Na odontologia, tempo importa. Quanto mais cedo um quadro é avaliado, maiores costumam ser as chances de conduzir o tratamento de forma mais conservadora, mais previsível e menos desgastante para o paciente.

A INTELIGÊNCIA ARTIFICIAL PODE AJUDAR, MAS PRECISA SABER O SEU LUGAR

É importante dizer isso com clareza. A inteligência artificial não deve ser tratada apenas como inimiga. Ela pode ajudar o paciente a organizar melhor suas dúvidas, entender termos mais técnicos, ter um primeiro contato com determinado tema e até chegar à consulta mais preparado para conversar.

O problema começa quando ela assume um lugar que não é dela.

Inteligência artificial não examina a boca. Não observa tecidos. Não testa mobilidade. Não avalia profundidade de lesão. Não interpreta a mordida clinicamente. Não acompanha a evolução real do quadro. Não assume responsabilidade pelo que está sendo dito diante da individualidade daquele paciente.

Ela pode oferecer informação geral. Mas diagnóstico e tratamento continuam exigindo critério clínico, experiência, exame e responsabilidade profissional.

O DENTISTA PASSA A TER TAMBÉM O PAPEL DE FILTRAR A INFORMAÇÃO

Esse é um ponto cada vez mais presente no consultório.

Hoje, o cirurgião-dentista não apenas diagnostica e trata. Ele também ajuda o paciente a separar o que é orientação confiável do que é ruído, exagero, simplificação ou interpretação equivocada.

Em outras palavras, o profissional também precisa acolher a dúvida que veio da internet, reorganizar essa informação e recolocá-la dentro da realidade clínica.

Isso exige escuta, didática e responsabilidade.

Ao longo da minha trajetória, uma convicção só se fortaleceu: explicar bem também é tratar bem. Quando o paciente entende o que tem, por que aquilo acontece e qual é o raciocínio por trás da conduta proposta, ele se sente mais seguro, participa melhor das decisões e adere com mais confiança ao tratamento.

INFORMAÇÃO CONFIÁVEL TAMBÉM É PARTE DO CUIDADO

Em saúde bucal, a informação tem peso clínico.

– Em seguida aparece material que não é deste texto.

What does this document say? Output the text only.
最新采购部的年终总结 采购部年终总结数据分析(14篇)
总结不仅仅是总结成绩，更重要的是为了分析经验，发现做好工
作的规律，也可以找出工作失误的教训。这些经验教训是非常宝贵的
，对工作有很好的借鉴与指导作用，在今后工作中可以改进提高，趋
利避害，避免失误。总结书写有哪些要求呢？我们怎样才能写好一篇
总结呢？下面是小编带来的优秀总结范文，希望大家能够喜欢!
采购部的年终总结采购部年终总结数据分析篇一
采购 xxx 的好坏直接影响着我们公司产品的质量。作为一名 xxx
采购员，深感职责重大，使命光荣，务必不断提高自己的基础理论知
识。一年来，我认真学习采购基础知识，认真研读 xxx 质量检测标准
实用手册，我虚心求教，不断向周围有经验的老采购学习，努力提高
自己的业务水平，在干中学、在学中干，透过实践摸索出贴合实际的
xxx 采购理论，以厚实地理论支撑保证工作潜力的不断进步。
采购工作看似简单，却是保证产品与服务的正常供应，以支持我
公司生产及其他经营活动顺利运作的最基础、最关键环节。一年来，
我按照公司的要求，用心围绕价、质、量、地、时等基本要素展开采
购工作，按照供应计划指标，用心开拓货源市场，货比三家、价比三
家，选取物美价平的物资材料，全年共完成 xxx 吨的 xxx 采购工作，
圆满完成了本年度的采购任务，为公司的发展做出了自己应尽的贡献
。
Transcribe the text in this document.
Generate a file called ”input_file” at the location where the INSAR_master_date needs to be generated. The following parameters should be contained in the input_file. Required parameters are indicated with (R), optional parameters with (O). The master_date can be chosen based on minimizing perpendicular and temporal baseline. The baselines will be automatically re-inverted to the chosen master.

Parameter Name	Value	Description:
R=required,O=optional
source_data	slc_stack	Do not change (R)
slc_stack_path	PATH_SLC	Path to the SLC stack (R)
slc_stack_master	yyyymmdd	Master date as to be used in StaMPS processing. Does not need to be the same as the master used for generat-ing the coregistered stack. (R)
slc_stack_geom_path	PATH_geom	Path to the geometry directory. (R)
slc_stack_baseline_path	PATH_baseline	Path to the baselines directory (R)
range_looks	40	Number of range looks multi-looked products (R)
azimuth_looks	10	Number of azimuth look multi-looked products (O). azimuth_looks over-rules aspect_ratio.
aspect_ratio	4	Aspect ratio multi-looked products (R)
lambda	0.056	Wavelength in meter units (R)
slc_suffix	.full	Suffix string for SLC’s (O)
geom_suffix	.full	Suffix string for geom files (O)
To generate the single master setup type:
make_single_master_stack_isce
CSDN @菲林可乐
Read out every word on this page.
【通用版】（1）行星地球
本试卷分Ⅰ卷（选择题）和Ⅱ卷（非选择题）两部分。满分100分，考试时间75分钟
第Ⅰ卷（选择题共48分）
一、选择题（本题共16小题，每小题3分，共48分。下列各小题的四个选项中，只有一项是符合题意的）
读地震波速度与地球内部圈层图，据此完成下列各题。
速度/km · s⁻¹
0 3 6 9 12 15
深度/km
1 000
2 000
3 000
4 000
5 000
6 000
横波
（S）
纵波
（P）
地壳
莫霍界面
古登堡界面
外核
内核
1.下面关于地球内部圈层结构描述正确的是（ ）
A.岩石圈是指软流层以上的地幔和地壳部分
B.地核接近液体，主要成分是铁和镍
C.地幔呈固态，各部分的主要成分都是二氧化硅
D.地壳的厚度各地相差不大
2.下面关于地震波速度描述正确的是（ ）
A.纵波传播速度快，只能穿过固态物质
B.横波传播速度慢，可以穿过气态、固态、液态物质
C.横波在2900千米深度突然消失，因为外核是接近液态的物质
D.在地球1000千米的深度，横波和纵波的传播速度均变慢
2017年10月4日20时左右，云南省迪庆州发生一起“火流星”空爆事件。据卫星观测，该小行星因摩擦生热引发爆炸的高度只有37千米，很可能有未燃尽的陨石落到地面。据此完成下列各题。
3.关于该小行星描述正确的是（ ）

Ela pode levar o paciente a agir cedo ou a esperar demais. Pode estimular prevenção ou gerar negligência. Pode ajudar a compreender o tratamento ou criar resistência desnecessária.

Por isso, nem toda resposta rápida deve ser tomada como resposta segura.

Quando o paciente busca orientação, ele precisa encontrar mais do que agilidade. Precisa encontrar clareza, responsabilidade e critério.

Esse cuidado com a informação não é detalhe. Ele faz parte do tratamento. E é justamente por isso que a orientação profissional continua sendo insubstituível.